Improving Efficiency Through Business Processes

Invoices, receipts, and business communication are one of the most voluminous bodies of writing going back all the way to the civilizations of Sumer and Egypt. And while there are also many different business methodologies tried out over the past 4000 years, it still surprises people that it has only been in the last 20 years or so that the technological business infrastructure necessary to directly improve results through BPM has been in place. In this post we look at improving efficiency through business processes…

The internet browser changed the business world

Of course even 20 years ago, projects and products were being created and completed by companies that were utilizing software as a tool to enhance their results and increase efficiencies. But due to technology limitations, it wasn’t either as easy or as apparent how to leverage technology to collaborate better.

Into that world stepped Netscape, a company that created an internet browser and had a secret goal of turning the world into a place where all business tasks were accomplished through the browser. Netscape was not completely successful during its lifespan as a company- yet today, their distributed computing model is what the majority of companies use, making geographical barriers obsolete.

Adding more intensity to your work day

With the technology barriers dropping, integrating BPM into the lives of all workers became a matter of porting philosophies and process methodologies into software that could utilize the internet or intranet and several companies sprung up that did this well. Not only did BPM models get integrated into project management software, business tools that were designed to manage everything from assets to software development began incorporating traditional business process management steps and procedures into their software packages so that greater efficiency at work could be part of their sales pitch.

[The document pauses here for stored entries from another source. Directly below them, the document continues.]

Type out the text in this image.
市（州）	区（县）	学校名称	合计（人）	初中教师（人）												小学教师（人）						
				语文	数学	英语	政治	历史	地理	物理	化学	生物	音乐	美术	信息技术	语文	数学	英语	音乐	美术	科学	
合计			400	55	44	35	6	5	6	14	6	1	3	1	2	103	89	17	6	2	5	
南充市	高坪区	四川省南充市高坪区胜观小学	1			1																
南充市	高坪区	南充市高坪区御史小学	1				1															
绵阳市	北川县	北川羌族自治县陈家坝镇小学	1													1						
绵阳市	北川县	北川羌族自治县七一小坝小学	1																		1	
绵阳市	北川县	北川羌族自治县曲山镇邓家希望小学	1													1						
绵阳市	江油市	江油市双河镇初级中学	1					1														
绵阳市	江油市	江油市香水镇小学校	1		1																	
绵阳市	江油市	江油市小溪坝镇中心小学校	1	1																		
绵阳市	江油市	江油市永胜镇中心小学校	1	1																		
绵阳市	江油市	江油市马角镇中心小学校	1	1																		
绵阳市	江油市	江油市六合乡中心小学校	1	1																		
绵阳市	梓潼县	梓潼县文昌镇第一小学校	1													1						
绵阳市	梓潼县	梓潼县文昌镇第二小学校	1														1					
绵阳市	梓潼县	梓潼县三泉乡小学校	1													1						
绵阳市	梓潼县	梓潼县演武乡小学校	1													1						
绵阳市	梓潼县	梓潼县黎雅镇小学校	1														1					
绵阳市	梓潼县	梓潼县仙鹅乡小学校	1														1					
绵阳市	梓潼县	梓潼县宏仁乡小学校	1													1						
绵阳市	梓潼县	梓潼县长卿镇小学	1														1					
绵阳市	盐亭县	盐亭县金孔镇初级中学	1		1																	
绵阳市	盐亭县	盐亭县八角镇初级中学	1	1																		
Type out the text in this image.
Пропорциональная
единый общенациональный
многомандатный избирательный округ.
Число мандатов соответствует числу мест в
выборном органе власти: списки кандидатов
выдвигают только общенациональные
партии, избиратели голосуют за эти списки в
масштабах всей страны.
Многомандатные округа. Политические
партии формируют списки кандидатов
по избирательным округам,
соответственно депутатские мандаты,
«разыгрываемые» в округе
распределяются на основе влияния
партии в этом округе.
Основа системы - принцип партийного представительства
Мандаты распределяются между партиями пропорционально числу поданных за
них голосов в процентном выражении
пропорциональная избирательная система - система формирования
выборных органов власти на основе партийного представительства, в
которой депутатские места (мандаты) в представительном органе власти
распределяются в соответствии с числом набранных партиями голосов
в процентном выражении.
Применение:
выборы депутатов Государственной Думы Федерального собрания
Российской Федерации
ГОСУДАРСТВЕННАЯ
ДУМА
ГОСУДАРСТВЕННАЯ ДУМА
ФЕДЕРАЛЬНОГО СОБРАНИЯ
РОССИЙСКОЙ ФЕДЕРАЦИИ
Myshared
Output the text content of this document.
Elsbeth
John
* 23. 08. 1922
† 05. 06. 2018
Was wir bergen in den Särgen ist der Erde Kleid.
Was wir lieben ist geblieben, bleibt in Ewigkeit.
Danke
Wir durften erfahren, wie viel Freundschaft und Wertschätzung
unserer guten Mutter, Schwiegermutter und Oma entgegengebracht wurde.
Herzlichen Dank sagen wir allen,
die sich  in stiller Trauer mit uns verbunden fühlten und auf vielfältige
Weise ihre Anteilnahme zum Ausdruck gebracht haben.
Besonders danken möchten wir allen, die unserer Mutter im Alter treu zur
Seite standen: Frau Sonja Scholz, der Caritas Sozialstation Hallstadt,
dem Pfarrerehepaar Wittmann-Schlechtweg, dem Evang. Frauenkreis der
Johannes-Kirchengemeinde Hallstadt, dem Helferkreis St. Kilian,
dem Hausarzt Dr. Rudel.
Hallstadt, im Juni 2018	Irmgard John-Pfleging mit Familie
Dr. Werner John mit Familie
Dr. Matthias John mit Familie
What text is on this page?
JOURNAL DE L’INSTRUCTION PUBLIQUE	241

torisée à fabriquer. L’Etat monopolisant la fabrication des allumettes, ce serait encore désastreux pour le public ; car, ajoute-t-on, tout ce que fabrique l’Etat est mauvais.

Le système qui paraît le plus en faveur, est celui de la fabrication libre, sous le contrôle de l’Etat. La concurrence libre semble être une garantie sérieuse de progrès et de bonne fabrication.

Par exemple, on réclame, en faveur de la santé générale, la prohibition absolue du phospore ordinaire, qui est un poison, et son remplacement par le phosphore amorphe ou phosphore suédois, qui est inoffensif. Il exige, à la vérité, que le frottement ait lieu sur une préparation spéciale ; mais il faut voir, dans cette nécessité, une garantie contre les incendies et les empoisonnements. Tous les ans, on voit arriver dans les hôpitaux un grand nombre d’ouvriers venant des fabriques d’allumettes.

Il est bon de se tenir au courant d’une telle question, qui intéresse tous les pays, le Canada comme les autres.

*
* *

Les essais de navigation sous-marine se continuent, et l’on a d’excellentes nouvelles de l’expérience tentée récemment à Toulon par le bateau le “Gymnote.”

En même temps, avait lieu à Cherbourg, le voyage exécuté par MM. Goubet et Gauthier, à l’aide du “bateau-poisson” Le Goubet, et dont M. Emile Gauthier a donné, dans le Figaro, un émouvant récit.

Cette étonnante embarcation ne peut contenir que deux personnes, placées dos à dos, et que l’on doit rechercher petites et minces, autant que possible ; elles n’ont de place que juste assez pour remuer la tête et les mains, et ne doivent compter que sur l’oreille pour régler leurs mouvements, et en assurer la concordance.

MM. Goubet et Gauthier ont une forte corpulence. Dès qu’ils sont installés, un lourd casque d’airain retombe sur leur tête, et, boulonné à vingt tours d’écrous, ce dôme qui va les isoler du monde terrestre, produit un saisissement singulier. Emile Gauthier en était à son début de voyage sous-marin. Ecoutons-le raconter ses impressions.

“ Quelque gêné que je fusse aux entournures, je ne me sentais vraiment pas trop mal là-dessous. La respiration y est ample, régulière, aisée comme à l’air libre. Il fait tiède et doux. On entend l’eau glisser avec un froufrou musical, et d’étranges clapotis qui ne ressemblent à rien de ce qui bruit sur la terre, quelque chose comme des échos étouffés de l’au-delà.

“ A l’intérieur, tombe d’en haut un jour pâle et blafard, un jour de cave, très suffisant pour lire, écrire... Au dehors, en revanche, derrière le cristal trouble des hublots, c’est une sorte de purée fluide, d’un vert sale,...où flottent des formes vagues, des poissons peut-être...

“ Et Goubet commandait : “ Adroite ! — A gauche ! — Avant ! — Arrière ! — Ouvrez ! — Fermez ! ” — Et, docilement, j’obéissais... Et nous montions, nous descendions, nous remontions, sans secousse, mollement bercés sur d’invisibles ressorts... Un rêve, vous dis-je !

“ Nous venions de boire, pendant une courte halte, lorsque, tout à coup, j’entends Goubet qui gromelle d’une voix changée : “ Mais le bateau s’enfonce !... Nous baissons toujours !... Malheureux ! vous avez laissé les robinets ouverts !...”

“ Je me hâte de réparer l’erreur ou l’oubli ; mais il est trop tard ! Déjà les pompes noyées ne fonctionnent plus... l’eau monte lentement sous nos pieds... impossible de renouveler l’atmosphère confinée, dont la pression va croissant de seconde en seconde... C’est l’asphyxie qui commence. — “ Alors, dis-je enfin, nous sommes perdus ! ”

For workers, greater organization and greater flexibility in communications meant that greater benchmarking could be done- making them more efficient over time because what they were capable of on a regular basis became much more of a known quantity. At the same time, benchmarking allowed management to add intensity to employee schedules for the same reason: what was being accomplished and what was possible were now much more transparent.

It’s a Matrix!

After the popular film series the Matrix was released, even Americans that didn’t go to business school began to appreciate what matrix management was all about. Still, the one person, many masters approach can be both complex to understand and murky to accurately get ROI from. The great debate, therefore, at the beginning of the 21st century was whether multi-tasking were to be cultivated as desirable or not. Experiments were run to determine what the limits of an acceptable work day was for many workers and the data that was collected found its way into new benchmarks that more accurately assessed what was possible.

While this was going on in parts of America, more true business process change started to take place when General Electric started to share their Six Sigma quality program with the rest of the business world. Six Sigma rapidly became one of the driving forces in the technology industry and gained a toehold in many other industries.

Am I therefore more efficient?

Even the scientific management people 100 years ago knew that by providing mechanisms that give attention to people doing their job, they could positively impact performance. So when it comes to understanding whether the plethora of systems like Six Sigma or Lean are actually helping to drive efficiency gains, company results that are not subject to bias due to the additional attention effect- are hard to come by.

Theoretically, workers are more efficient. More gets accomplished during the day than ever before. But are technology gains masking true worker efficiency gains? One study by Imaginot LLC found that workers at a very large company that had their ROI measured to determine the efficiency of a new system were very efficient at performing the tasks that were measured. The problem, if there was one was that when the workers, who were largely autonomous, were measured against a benchmarked utilization number, their efficiency dropped precipitously- making the the management challenge one of providing a system that not only measures and rewards workers for task efficiency, but also for utilization efficiency.

Overall, BPM theory and practices have advanced quite a bit over the past couple of decades. They certainly have become much more integrated into the toolset of managers, which has been a positive for the firms that they work for.